Pochi giorni fa la Commissione europea ha pubblicato un documento che descrive gli obiettivi e le caratteristiche generali delle sue proposte di riforma della tassazione delle imprese. Queste proposte non sono ancora dettagliate, ma contengono già dei passaggi di rilievo e probabilmente controversi, in particolare per quanto riguarda la distribuzione geografica dei profitti delle società multinazionali.
Quest’ultimo problema era già stato affrontato da proposte passate, fallite per l’opposizione di paesi a tassazione bassa dove le imprese, anche attraverso trasferimenti fittizi, allocano i propri profitti. Secondo la Commissione gli sviluppi degli ultimi anni rendono urgente l’introduzione di una base imponibile europea (ossia di una definizione unica dei profitti tassabili).
Il gettito totale nella UE derivante da questa base imponibile, anche se fosse tassata con aliquote diverse dai vari paesi, verrebbe poi suddiviso tra i paesi membri in base alla distribuzione delle effettive attività di ciascuna società sul territorio europeo (misurata dal volume delle vendite e altri indicatori).
Questo approccio, detto formulaic approach, è utilizzato per ripartire i profitti societari negli USA tra i vari Stati. Grazie a questo meccanismo si allenterebbe la concorrenza fiscale a ribasso che ha caratterizzato l’Europa negli ultimi decenni, impedendo alle imprese di spostare i profitti in giurisdizioni più favorevoli. Sempre con questo fine, la Commissione sostiene anche l’introduzione di norme che impediscano l’utilizzo di società di comodo (shell companies) per aggirare la normativa fiscale.
La proposta della Commissione è stata sviluppata in parallelo a quella americana di una tassa minima globale del 21 per cento sui profitti societari. Se entrambe le riforme fossero approvate, la Commissione le implementerebbe con apposite Direttive. Ma, se la proposta americana fallisse, la Commissione potrebbe procedere comunque con la sua, dato che quest’ultima non richiede una modifica delle aliquote.
Tuttavia, come sottolineato dai media, è verosimile che anche questa volta la proposta della Commissione venga bloccata dai paesi che beneficiano dello status quo. Infatti, le materie relative alla tassazione sono tra quelle che richiedono l’unanimità dei paesi UE.
Il superamento di questa regola si potrebbe ottenere in due modi. Una prima ipotesi – considerata dalla precedente Commissione ma meno percorribile – è quella di implementare un nuovo processo decisionale che coinvolga di più il Parlamento, oppure che richieda soltanto una maggioranza qualificata, per esempio attraverso la cosiddetta “passerella”. Ovviamente, gli Stati membri che godono di una posizione di vantaggio grazie allo status quo non hanno incentivi a rinunciare al proprio potere di veto.
In alternativa, nel passato la Commissione aveva esplorato – e potrebbe prendere in considerazione anche questa volta – l’uso dell’articolo 116 del Trattato sul Funzionamento dell’Unione Europea.
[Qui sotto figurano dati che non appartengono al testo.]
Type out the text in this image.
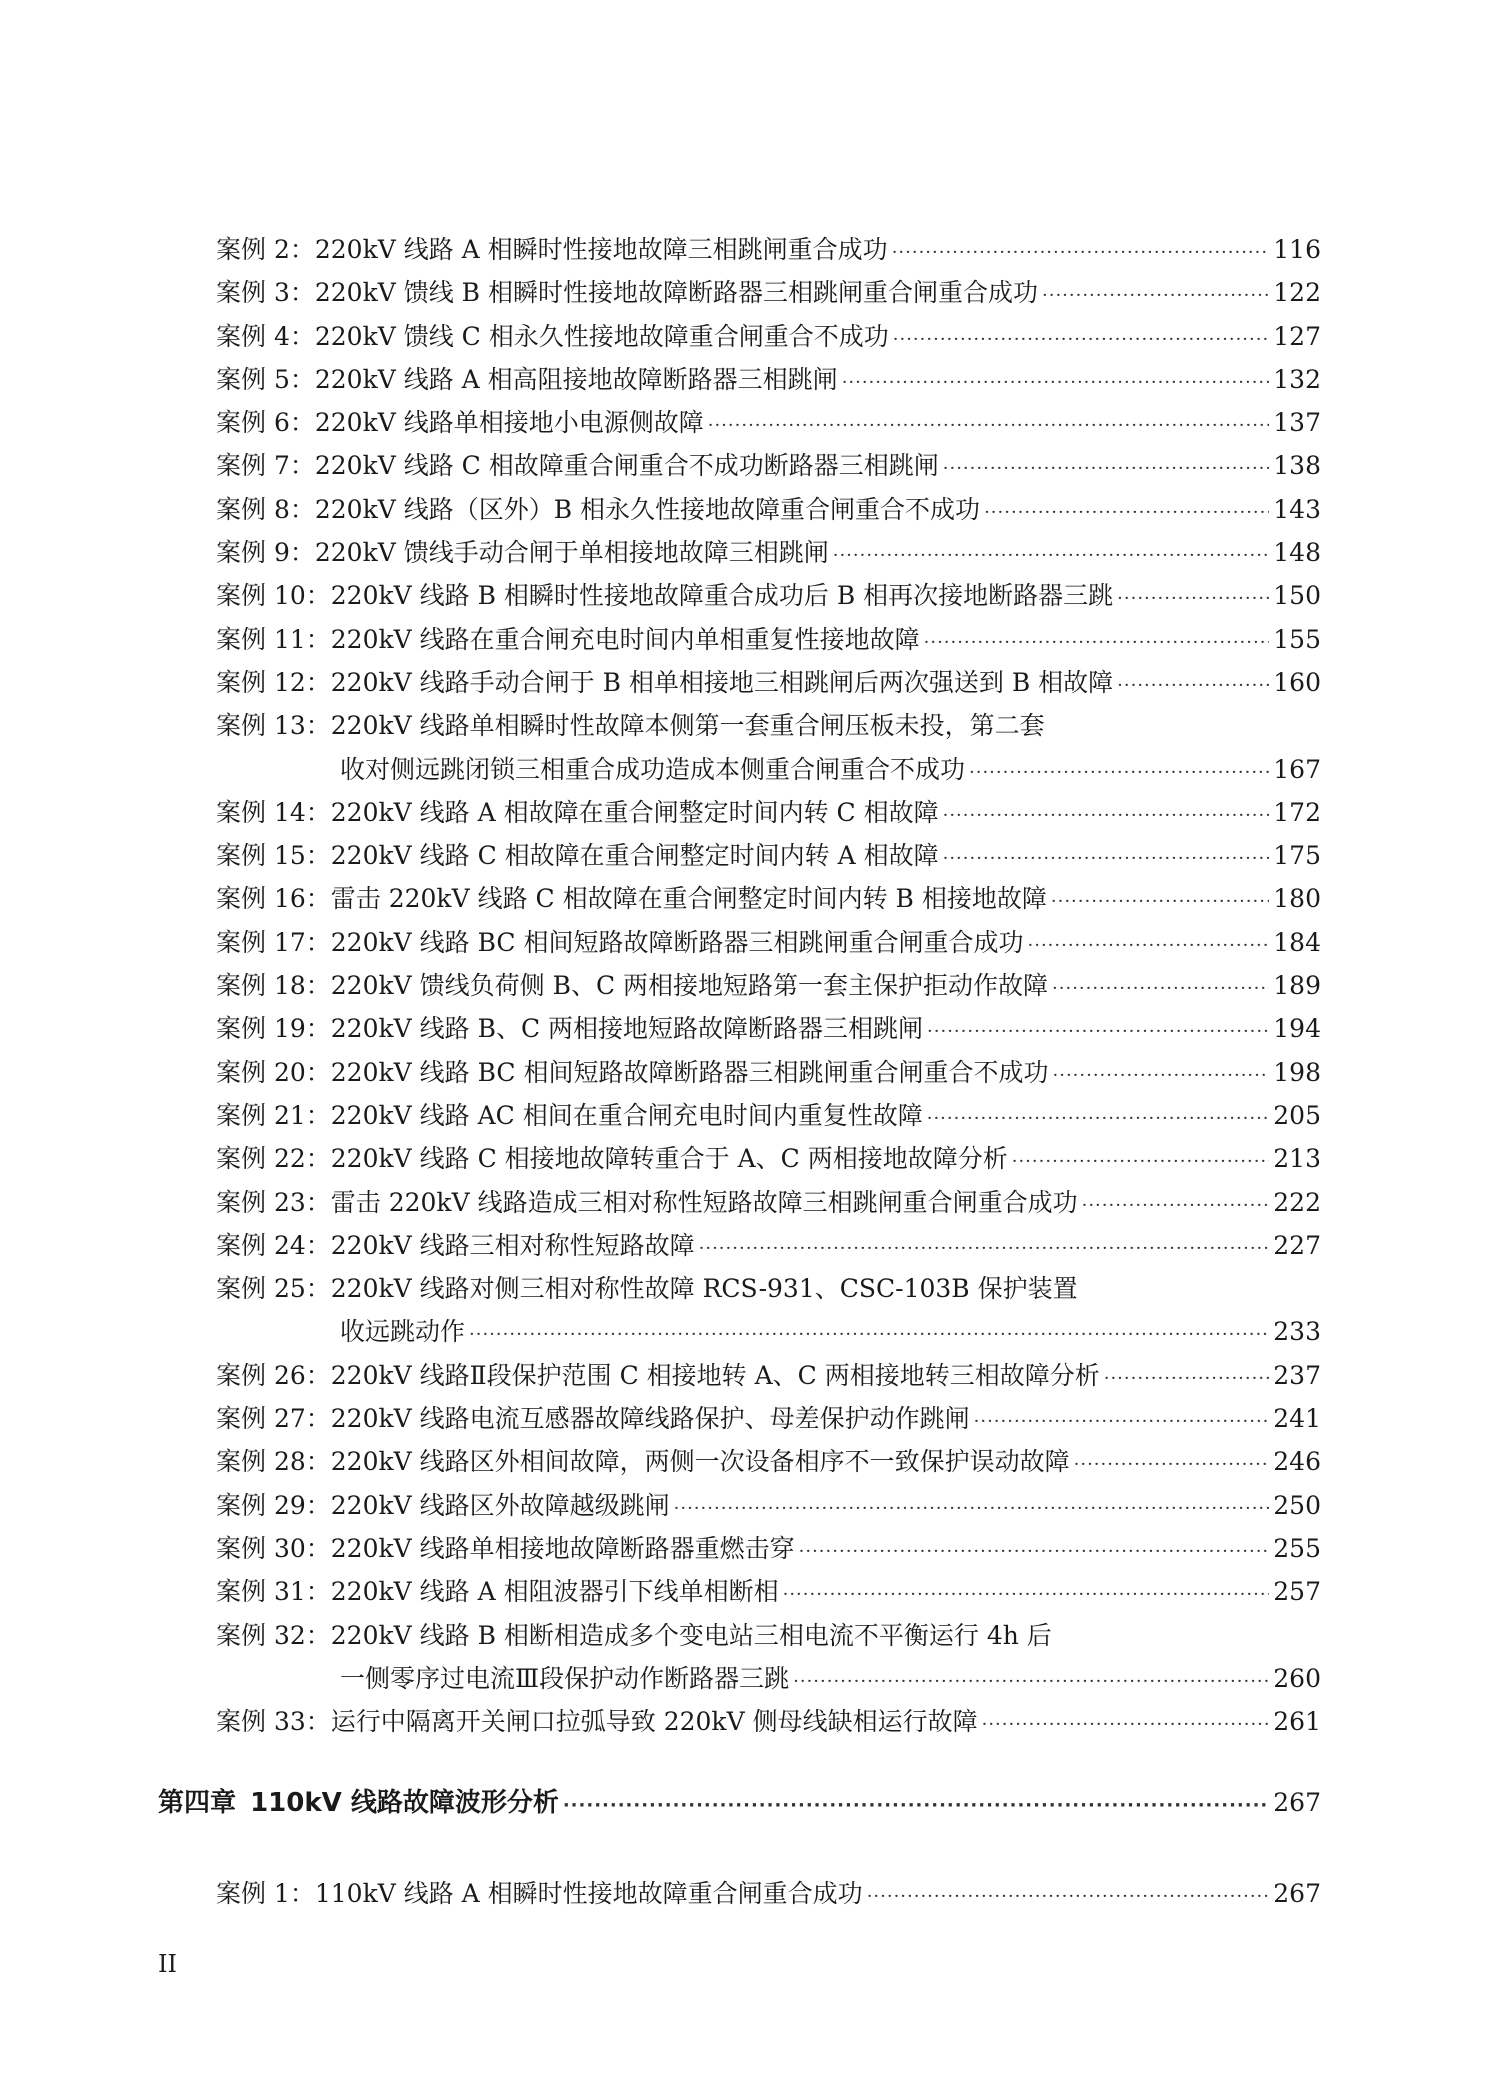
案例 2： 220kV 线路 A 相瞬时性接地故障三相跳闸重合成功 ·····	116
案例 3： 220kV 馈线 B 相瞬时性接地故障断路器三相跳闸重合闸重合成功 ·····	122
案例 4： 220kV 馈线 C 相永久性接地故障重合闸重合不成功 ·····	127
案例 5： 220kV 线路 A 相高阻接地故障断路器三相跳闸 ·····	132
案例 6： 220kV 线路单相接地小电源侧故障 ·····	137
案例 7： 220kV 线路 C 相故障重合闸重合不成功断路器三相跳闸 ·····	138
案例 8： 220kV 线路（区外）B 相永久性接地故障重合闸重合不成功 ·····	143
案例 9： 220kV 馈线手动合闸于单相接地故障三相跳闸 ·····	148
案例 10： 220kV 线路 B 相瞬时性接地故障重合成功后 B 相再次接地断路器三跳 ·····	150
案例 11： 220kV 线路在重合闸充电时间内单相重复性接地故障 ·····	155
案例 12： 220kV 线路手动合闸于 B 相单相接地三相跳闸后两次强送到 B 相故障 ·····	160
案例 13： 220kV 线路单相瞬时性故障本侧第一套重合闸压板未投，第二套
收对侧远跳闭锁三相重合成功造成本侧重合闸重合不成功 ·····	167
案例 14： 220kV 线路 A 相故障在重合闸整定时间内转 C 相故障 ·····	172
案例 15： 220kV 线路 C 相故障在重合闸整定时间内转 A 相故障 ·····	175
案例 16： 雷击 220kV 线路 C 相故障在重合闸整定时间内转 B 相接地故障 ·····	180
案例 17： 220kV 线路 BC 相间短路故障断路器三相跳闸重合闸重合成功 ·····	184
案例 18： 220kV 馈线负荷侧 B、C 两相接地短路第一套主保护拒动作故障 ·····	189
案例 19： 220kV 线路 B、C 两相接地短路故障断路器三相跳闸 ·····	194
案例 20： 220kV 线路 BC 相间短路故障断路器三相跳闸重合闸重合不成功 ·····	198
案例 21： 220kV 线路 AC 相间在重合闸充电时间内重复性故障 ·····	205
案例 22： 220kV 线路 C 相接地故障转重合于 A、C 两相接地故障分析 ·····	213
案例 23： 雷击 220kV 线路造成三相对称性短路故障三相跳闸重合闸重合成功 ·····	222
案例 24： 220kV 线路三相对称性短路故障 ·····	227
案例 25： 220kV 线路对侧三相对称性故障 RCS-931、CSC-103B 保护装置
收远跳动作 ·····	233
案例 26： 220kV 线路Ⅱ段保护范围 C 相接地转 A、C 两相接地转三相故障分析 ·····	237
案例 27： 220kV 线路电流互感器故障线路保护、母差保护动作跳闸 ·····	241
案例 28： 220kV 线路区外相间故障，两侧一次设备相序不一致保护误动故障 ·····	246
案例 29： 220kV 线路区外故障越级跳闸 ·····	250
案例 30： 220kV 线路单相接地故障断路器重燃击穿 ·····	255
案例 31： 220kV 线路 A 相阻波器引下线单相断相 ·····	257
案例 32： 220kV 线路 B 相断相造成多个变电站三相电流不平衡运行 4h 后
一侧零序过电流Ⅲ段保护动作断路器三跳 ·····	260
案例 33： 运行中隔离开关闸口拉弧导致 220kV 侧母线缺相运行故障 ·····	261
第四章 110kV 线路故障波形分析 ·····	267
案例 1： 110kV 线路 A 相瞬时性接地故障重合闸重合成功 ·····	267
II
Questo articolo permette l’approvazione di riforme comunitarie, in qualunque campo, con procedure ordinarie (cioè senza il requisito dell’unanimità) a condizione che venga dimostrata una disparità nelle disposizioni legislative tale da falsare le condizioni di concorrenza nel mercato unico. Quindi, la seconda strada più percorribile sarebbe quella di dimostrare che le norme fiscali in vigore falsano le condizioni di concorrenza e di modificarle tramite procedura ordinaria. Tuttavia, questo articolo non è mai stato invocato e potrebbe creare tensioni tra i paesi membri.
Oltre alla questione della distribuzione geografica della base imponibile, il documento della Commissione contiene altre proposte generiche mirate a rendere i sistemi di tassazione delle imprese più equi ed efficienti. In generale, l’obiettivo della Commissione sarebbe di ridurre il peso relativo delle tasse sul lavoro e dei contributi sociali aumentando quello delle tasse ambientali e su profitti e capitali, utilizzando l’occasione per uniformare ulteriormente la normativa tra paesi, in modo da rinforzare il mercato unico.
Più nello specifico e per quanto riguarda la tassazione delle società, secondo la Commissione la nuova definizione europea della base imponibile dovrebbe anche incentivare le imprese a servirsi maggiormente di equity (azioni) come strumento di finanziamento degli investimenti, invece del debito verso le banche.
Infine, si propone di rendere pubbliche e accessibili le aliquote effettive sui profitti pagate dalle grandi società, contribuendo a creare un’eventuale pressione da parte dell’opinione pubblica sulle imprese che adottano gli schemi elusivi più aggressivi.